Ömer Faruk Eminağaoğlu, HSYK seçimlerindeki baskı iddiaları üzerine Yüksek Seçim Kurulu'na başvurdu. İyi de yaptı. Ben şahsen, YARSAV listesine karşı, aday olan bürokratların başka hâkim ve savcılarla dayanışma ve güç birliğine içine girdiğini düşünüyorum. Zira listeye karşı, tek başına mücadele imkânı olamaz. Eğer Anayasa Mahkemesi, tek seçmenin, bir adaya oy vermesini engellemeseydi, herkes kendi adına çalışabilirdi.
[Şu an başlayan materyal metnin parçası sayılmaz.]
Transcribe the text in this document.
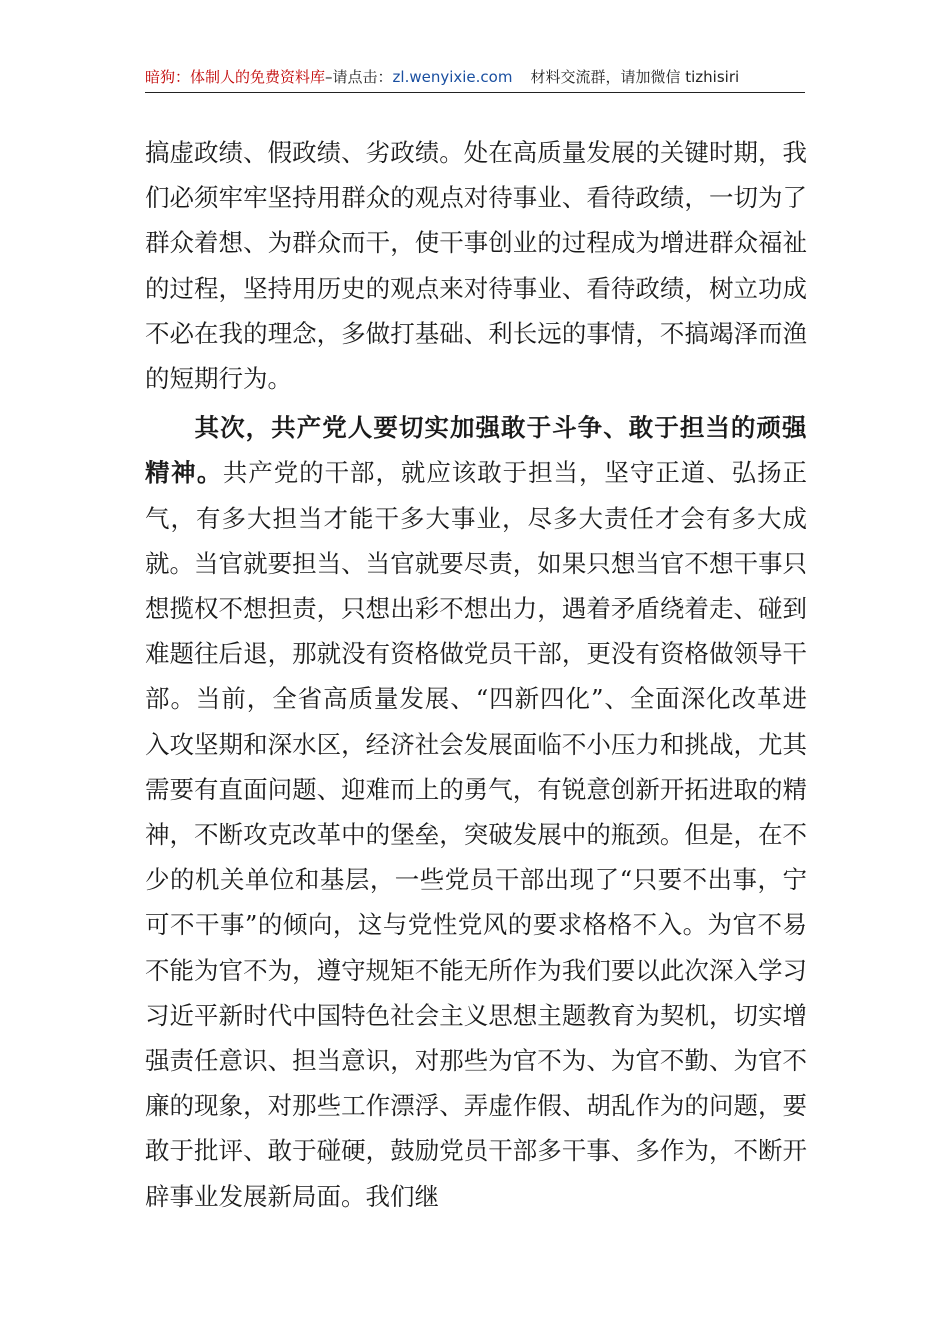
暗狗：体制人的免费资料库–请点击：zl.wenyixie.com 材料交流群，请加微信 tizhisiri

搞虚政绩、假政绩、劣政绩。处在高质量发展的关键时期，我们必须牢牢坚持用群众的观点对待事业、看待政绩，一切为了群众着想、为群众而干，使干事创业的过程成为增进群众福祉的过程，坚持用历史的观点来对待事业、看待政绩，树立功成不必在我的理念，多做打基础、利长远的事情，不搞竭泽而渔的短期行为。

其次，共产党人要切实加强敢于斗争、敢于担当的顽强精神。共产党的干部，就应该敢于担当，坚守正道、弘扬正气，有多大担当才能干多大事业，尽多大责任才会有多大成就。当官就要担当、当官就要尽责，如果只想当官不想干事只想揽权不想担责，只想出彩不想出力，遇着矛盾绕着走、碰到难题往后退，那就没有资格做党员干部，更没有资格做领导干部。当前，全省高质量发展、“四新四化”、全面深化改革进入攻坚期和深水区，经济社会发展面临不小压力和挑战，尤其需要有直面问题、迎难而上的勇气，有锐意创新开拓进取的精神，不断攻克改革中的堡垒，突破发展中的瓶颈。但是，在不少的机关单位和基层，一些党员干部出现了“只要不出事，宁可不干事”的倾向，这与党性党风的要求格格不入。为官不易不能为官不为，遵守规矩不能无所作为我们要以此次深入学习习近平新时代中国特色社会主义思想主题教育为契机，切实增强责任意识、担当意识，对那些为官不为、为官不勤、为官不廉的现象，对那些工作漂浮、弄虚作假、胡乱作为的问题，要敢于批评、敢于碰硬，鼓励党员干部多干事、多作为，不断开辟事业发展新局面。我们继
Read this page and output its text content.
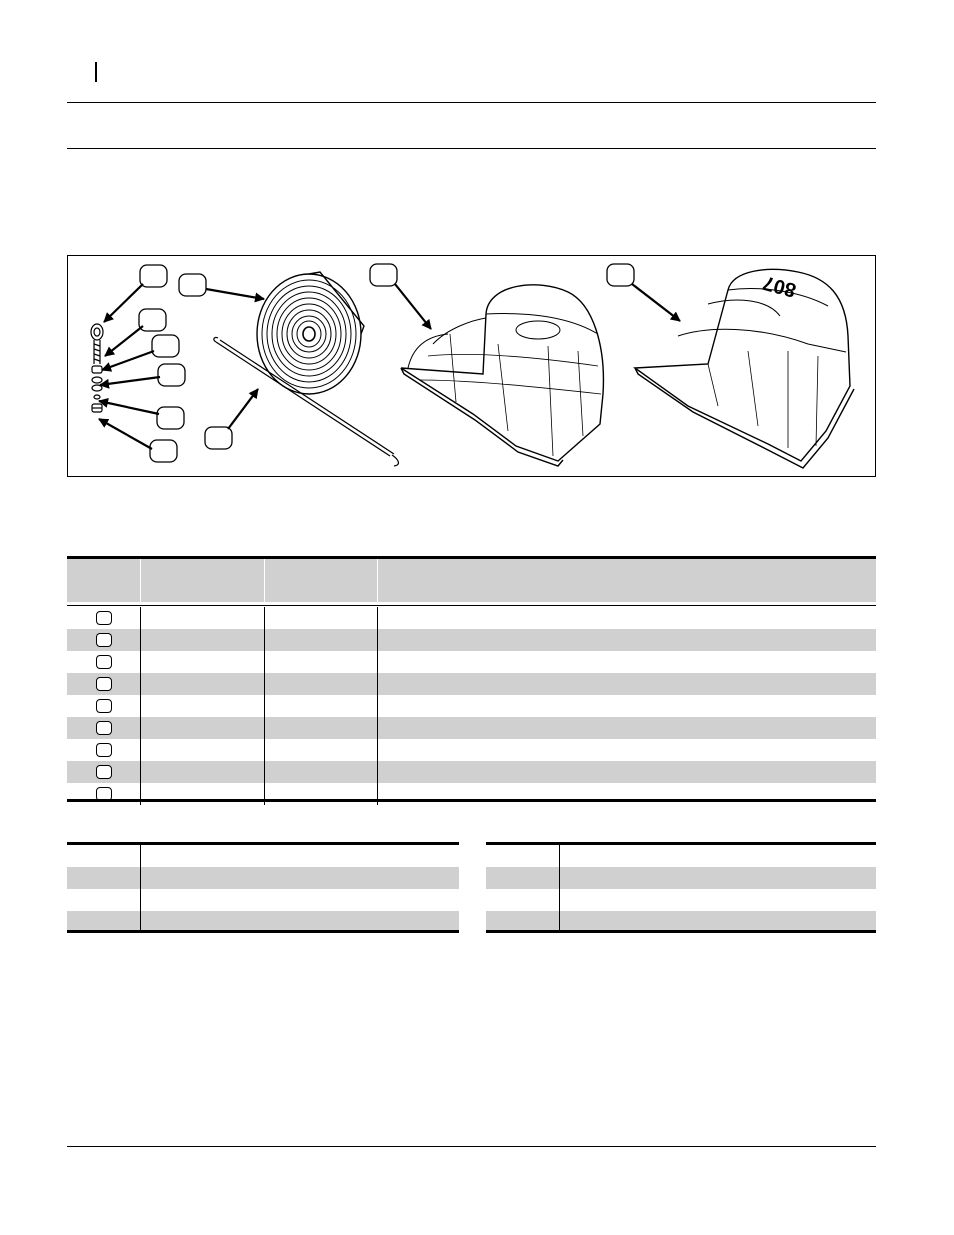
807
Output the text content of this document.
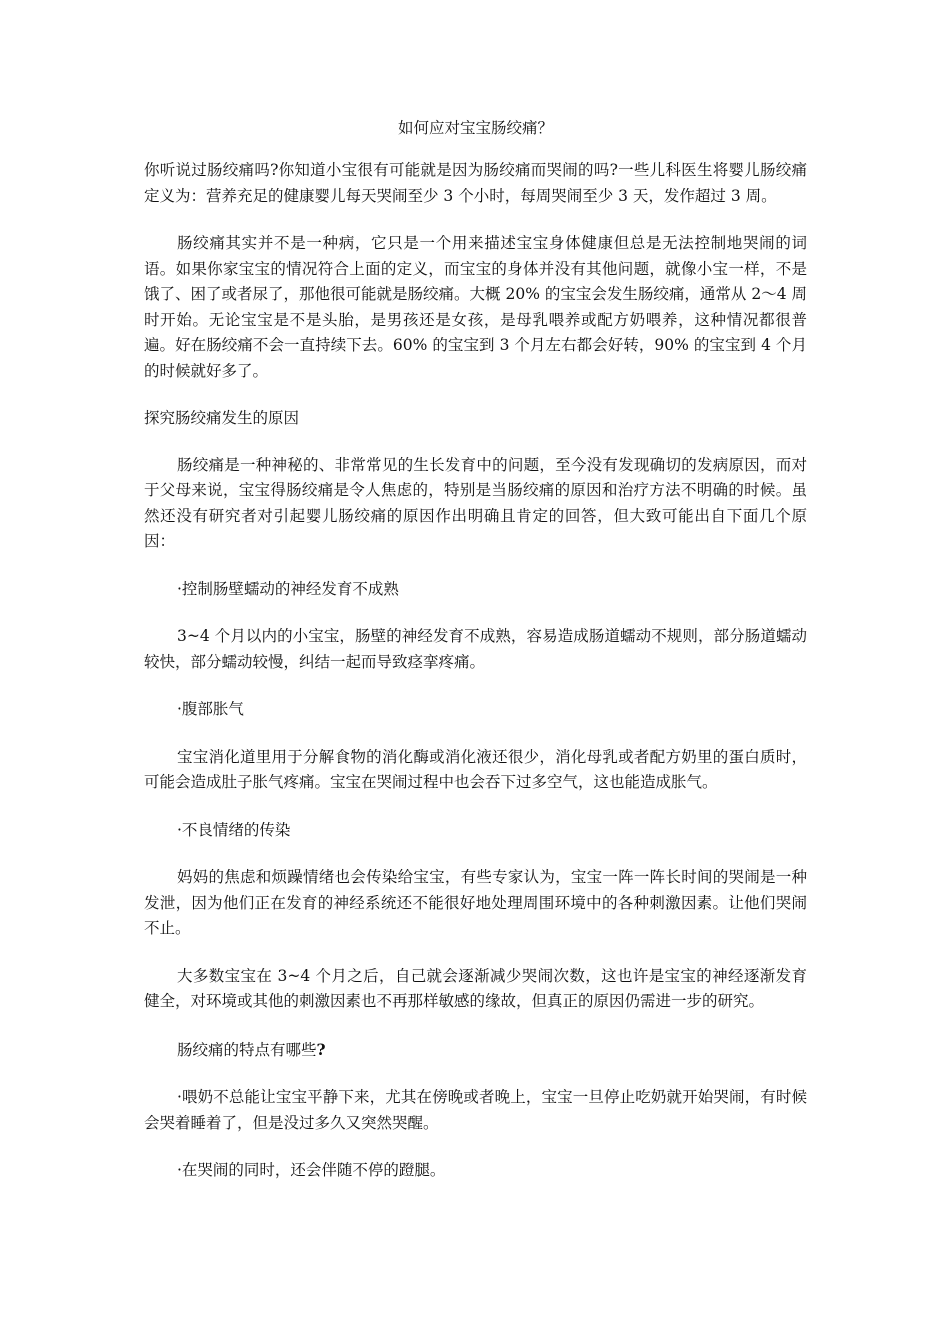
如何应对宝宝肠绞痛？

你听说过肠绞痛吗?你知道小宝很有可能就是因为肠绞痛而哭闹的吗?一些儿科医生将婴儿肠绞痛定义为：营养充足的健康婴儿每天哭闹至少 3 个小时，每周哭闹至少 3 天，发作超过 3 周。

肠绞痛其实并不是一种病，它只是一个用来描述宝宝身体健康但总是无法控制地哭闹的词语。如果你家宝宝的情况符合上面的定义，而宝宝的身体并没有其他问题，就像小宝一样，不是饿了、困了或者尿了，那他很可能就是肠绞痛。大概 20% 的宝宝会发生肠绞痛，通常从 2～4 周时开始。无论宝宝是不是头胎，是男孩还是女孩，是母乳喂养或配方奶喂养，这种情况都很普遍。好在肠绞痛不会一直持续下去。60% 的宝宝到 3 个月左右都会好转，90% 的宝宝到 4 个月的时候就好多了。

探究肠绞痛发生的原因

肠绞痛是一种神秘的、非常常见的生长发育中的问题，至今没有发现确切的发病原因，而对于父母来说，宝宝得肠绞痛是令人焦虑的，特别是当肠绞痛的原因和治疗方法不明确的时候。虽然还没有研究者对引起婴儿肠绞痛的原因作出明确且肯定的回答，但大致可能出自下面几个原因：

·控制肠壁蠕动的神经发育不成熟

3~4 个月以内的小宝宝，肠壁的神经发育不成熟，容易造成肠道蠕动不规则，部分肠道蠕动较快，部分蠕动较慢，纠结一起而导致痉挛疼痛。

·腹部胀气

宝宝消化道里用于分解食物的消化酶或消化液还很少，消化母乳或者配方奶里的蛋白质时，可能会造成肚子胀气疼痛。宝宝在哭闹过程中也会吞下过多空气，这也能造成胀气。

·不良情绪的传染

妈妈的焦虑和烦躁情绪也会传染给宝宝，有些专家认为，宝宝一阵一阵长时间的哭闹是一种发泄，因为他们正在发育的神经系统还不能很好地处理周围环境中的各种刺激因素。让他们哭闹不止。

大多数宝宝在 3~4 个月之后，自己就会逐渐减少哭闹次数，这也许是宝宝的神经逐渐发育健全，对环境或其他的刺激因素也不再那样敏感的缘故，但真正的原因仍需进一步的研究。

肠绞痛的特点有哪些?

·喂奶不总能让宝宝平静下来，尤其在傍晚或者晚上，宝宝一旦停止吃奶就开始哭闹，有时候会哭着睡着了，但是没过多久又突然哭醒。

·在哭闹的同时，还会伴随不停的蹬腿。
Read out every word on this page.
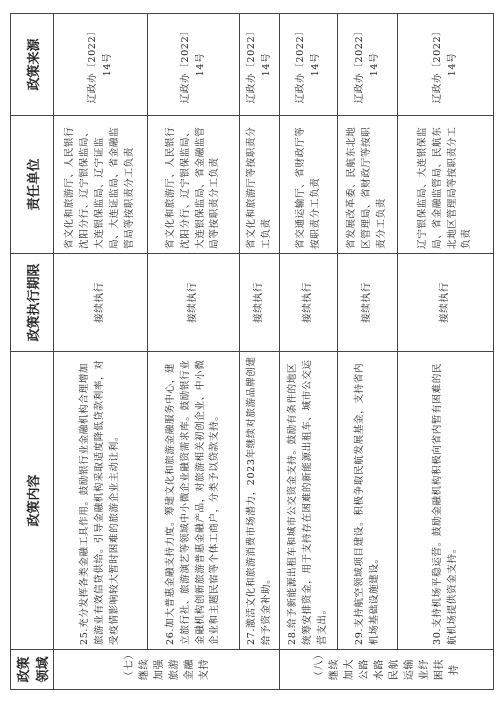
政策领域	政策内容	政策执行期限	责任单位	政策来源
（七）继续加强旅游金融支持	25.充分发挥各类金融工具作用。鼓励银行业金融机构合理增加旅游业有效信贷供给。引导金融机构采取适度降低贷款利率，对受疫情影响较大暂时困难的旅游企业主动让利。	接续执行	省文化和旅游厅、人民银行沈阳分行、辽宁银保监局、大连银保监局、辽宁证监局、大连证监局、省金融监管局等按职责分工负责	辽政办〔2022〕 14号

	26.加大普惠金融支持力度。筹建文化和旅游金融服务中心，建立旅行社、旅游演艺等领域中小微企业融资需求库。鼓励银行业金融机构创新旅游普惠金融产品，对旅游相关初创企业、中小微企业和主题民宿等个体工商户，分类予以贷款支持。	接续执行	省文化和旅游厅、人民银行沈阳分行、辽宁银保监局、大连银保监局、省金融监管局等按职责分工负责	辽政办〔2022〕 14号

	27.激活文化和旅游消费市场潜力，2023年继续对旅游品牌创建给予资金补助。	接续执行	省文化和旅游厅等按职责分工负责	辽政办〔2022〕 14号

（八）继续加大公路水路民航运输业纾困扶持	28.给予新能源出租车和城市公交资金支持。鼓励有条件的地区统筹安排资金，用于支持存在困难的新能源出租车、城市公交运营支出。	接续执行	省交通运输厅、省财政厅等按职责分工负责	辽政办〔2022〕 14号

	29.支持航空领域项目建设。积极争取民航发展基金，支持省内机场基础设施建设。	接续执行	省发展改革委、民航东北地区管理局、省财政厅等按职责分工负责	辽政办〔2022〕 14号

	30.支持机场平稳运营。鼓励金融机构积极向省内暂有困难的民航机场提供资金支持。	接续执行	辽宁银保监局、大连银保监局、省金融监管局、民航东北地区管理局等按职责分工负责	辽政办〔2022〕 14号
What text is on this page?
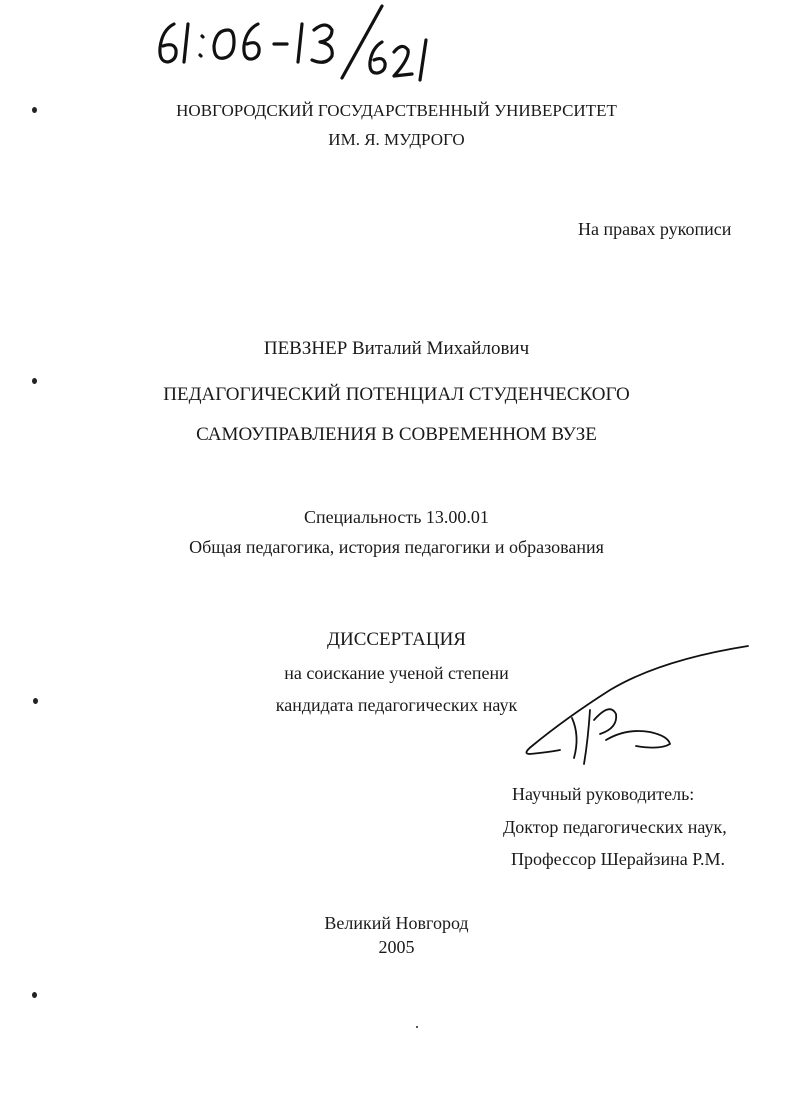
НОВГОРОДСКИЙ ГОСУДАРСТВЕННЫЙ УНИВЕРСИТЕТ
ИМ. Я. МУДРОГО
На правах рукописи
ПЕВЗНЕР Виталий Михайлович
ПЕДАГОГИЧЕСКИЙ ПОТЕНЦИАЛ СТУДЕНЧЕСКОГО
САМОУПРАВЛЕНИЯ В СОВРЕМЕННОМ ВУЗЕ
Специальность 13.00.01
Общая педагогика, история педагогики и образования
ДИССЕРТАЦИЯ
на соискание ученой степени
кандидата педагогических наук
Научный руководитель:
Доктор педагогических наук,
Профессор Шерайзина Р.М.
Великий Новгород
2005
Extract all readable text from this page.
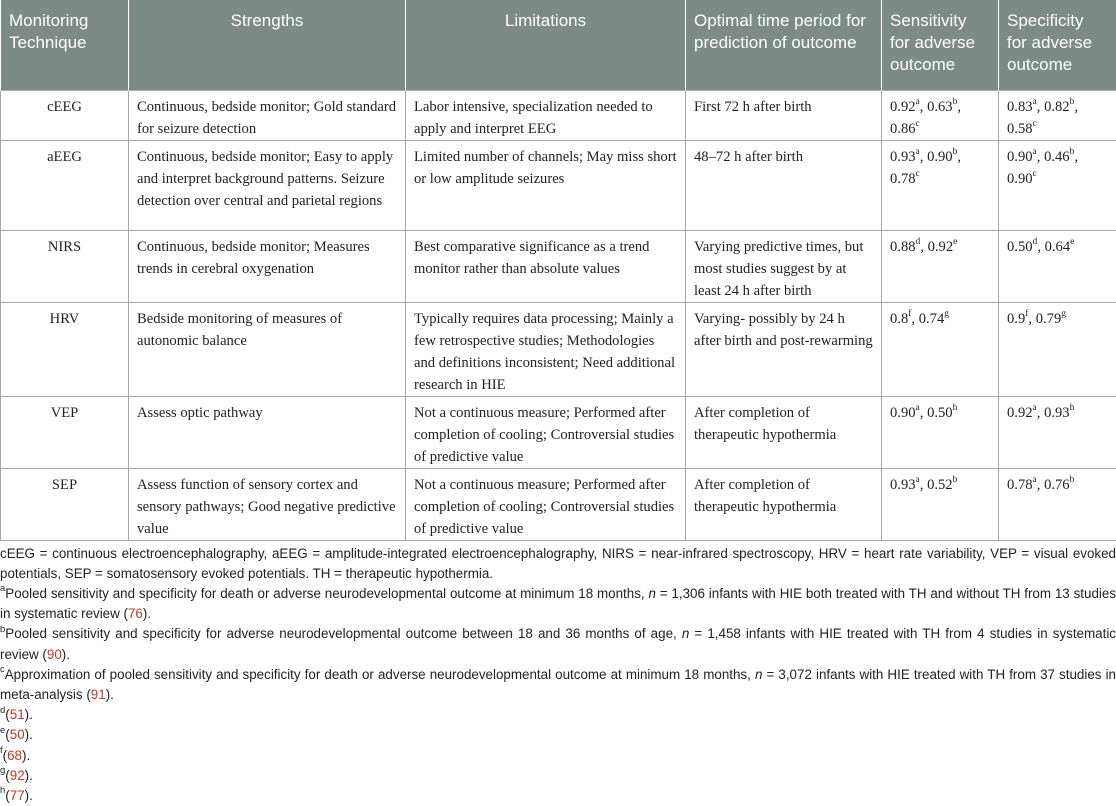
Monitoring Technique	Strengths	Limitations	Optimal time period for prediction of outcome	Sensitivity for adverse outcome	Specificity for adverse outcome
cEEG	Continuous, bedside monitor; Gold standard for seizure detection	Labor intensive, specialization needed to apply and interpret EEG	First 72 h after birth	0.92$^a$, 0.63$^b$, 0.86$^c$	0.83$^a$, 0.82$^b$, 0.58$^c$
aEEG	Continuous, bedside monitor; Easy to apply and interpret background patterns. Seizure detection over central and parietal regions	Limited number of channels; May miss short or low amplitude seizures	48–72 h after birth	0.93$^a$, 0.90$^b$, 0.78$^c$	0.90$^a$, 0.46$^b$, 0.90$^c$
NIRS	Continuous, bedside monitor; Measures trends in cerebral oxygenation	Best comparative significance as a trend monitor rather than absolute values	Varying predictive times, but most studies suggest by at least 24 h after birth	0.88$^d$, 0.92e	0.50$^d$, 0.64e
HRV	Bedside monitoring of measures of autonomic balance	Typically requires data processing; Mainly a few retrospective studies; Methodologies and definitions inconsistent; Need additional research in HIE	Varying- possibly by 24 h after birth and post-rewarming	0.8$^f$, 0.74$^g$	0.9$^f$, 0.79$^g$
VEP	Assess optic pathway	Not a continuous measure; Performed after completion of cooling; Controversial studies of predictive value	After completion of therapeutic hypothermia	0.90$^a$, 0.50$^h$	0.92$^a$, 0.93$^h$
SEP	Assess function of sensory cortex and sensory pathways; Good negative predictive value	Not a continuous measure; Performed after completion of cooling; Controversial studies of predictive value	After completion of therapeutic hypothermia	0.93$^a$, 0.52$^b$	0.78$^a$, 0.76$^b$

cEEG = continuous electroencephalography, aEEG = amplitude-integrated electroencephalography, NIRS = near-infrared spectroscopy, HRV = heart rate variability, VEP = visual evoked potentials, SEP = somatosensory evoked potentials. TH = therapeutic hypothermia.

$^a$Pooled sensitivity and specificity for death or adverse neurodevelopmental outcome at minimum 18 months, n = 1,306 infants with HIE both treated with TH and without TH from 13 studies in systematic review (76).

$^b$Pooled sensitivity and specificity for adverse neurodevelopmental outcome between 18 and 36 months of age, n = 1,458 infants with HIE treated with TH from 4 studies in systematic review (90).

$^c$Approximation of pooled sensitivity and specificity for death or adverse neurodevelopmental outcome at minimum 18 months, n = 3,072 infants with HIE treated with TH from 37 studies in meta-analysis (91).

$^d$(51).

$^e$(50).

$^f$(68).

$^g$(92).

$^h$(77).
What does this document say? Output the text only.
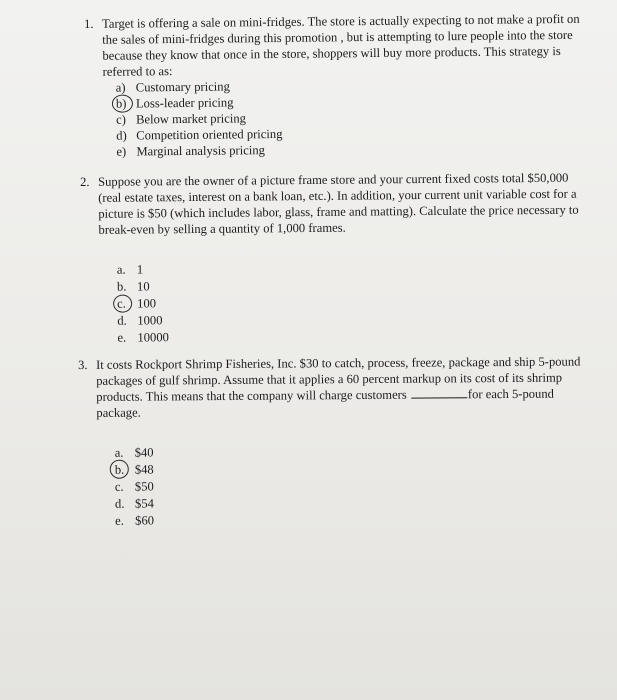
1. Target is offering a sale on mini-fridges. The store is actually expecting to not make a profit on the sales of mini-fridges during this promotion , but is attempting to lure people into the store because they know that once in the store, shoppers will buy more products. This strategy is referred to as:
a) Customary pricing
b) Loss-leader pricing
c) Below market pricing
d) Competition oriented pricing
e) Marginal analysis pricing
2. Suppose you are the owner of a picture frame store and your current fixed costs total $50,000 (real estate taxes, interest on a bank loan, etc.). In addition, your current unit variable cost for a picture is $50 (which includes labor, glass, frame and matting). Calculate the price necessary to break-even by selling a quantity of 1,000 frames.
a. 1
b. 10
c. 100
d. 1000
e. 10000
3. It costs Rockport Shrimp Fisheries, Inc. $30 to catch, process, freeze, package and ship 5-pound packages of gulf shrimp. Assume that it applies a 60 percent markup on its cost of its shrimp products. This means that the company will charge customers	for each 5-pound package.
a. $40
b. $48
c. $50
d. $54
e. $60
Ama YARSAV bir liste çıkarmışken, üstelik Yüksek Yargı'nın bazı mensupları liste lehine hatırları geçen kişilerle temas kurmuşken, tek bir şahıs, "Ben de adayım" diye ortaya çıksa, sonuç alabilir miydi? Siyasi partilerin katıldığı bir seçimde, bağımsız kişilerin ne kadar şansı olursa, liste karşısında, tek bir adayın ancak o kadar şansı bulunabilir. Ama konunun Yüksek Seçim Kurulu'na sunulması, eğer herkes bu karara saygı gösterecekse, lehte bir gelişme. Baskı olduysa ortaya çıksın; şikâyetler yapılsın. Tıpkı seçimlerdeki gibi. Beni en fazla üzen, afaki sözler ve mesnetsiz iddialar. Efendim bazı hâkim ve savcılara yemek ikram edilmiş. "Seçmene kömür dağıtıldı, altın verildi. Bu yüzden AK Parti kazandı" demek kadar saçma sapan bir iddia. Bir yemeğe, hâkim ve savcı oyunu mu satacak? Üstelik unutmayalım, gizli oy kullanılması söz konusu.
Şimdiden ilan ediyorum: Düşüncem ne olursa olsun Yüksek Seçim Kurulu'nun kararına saygı göstereceğim. Kurul, "Seçim yenilensin; baskı ve hile yapılmıştır" derse, destekleyeceğim. Ama aksine bir sonuç çıkarsa, artık bu "Bakanlık listesi" iddiaları da, son bulsun.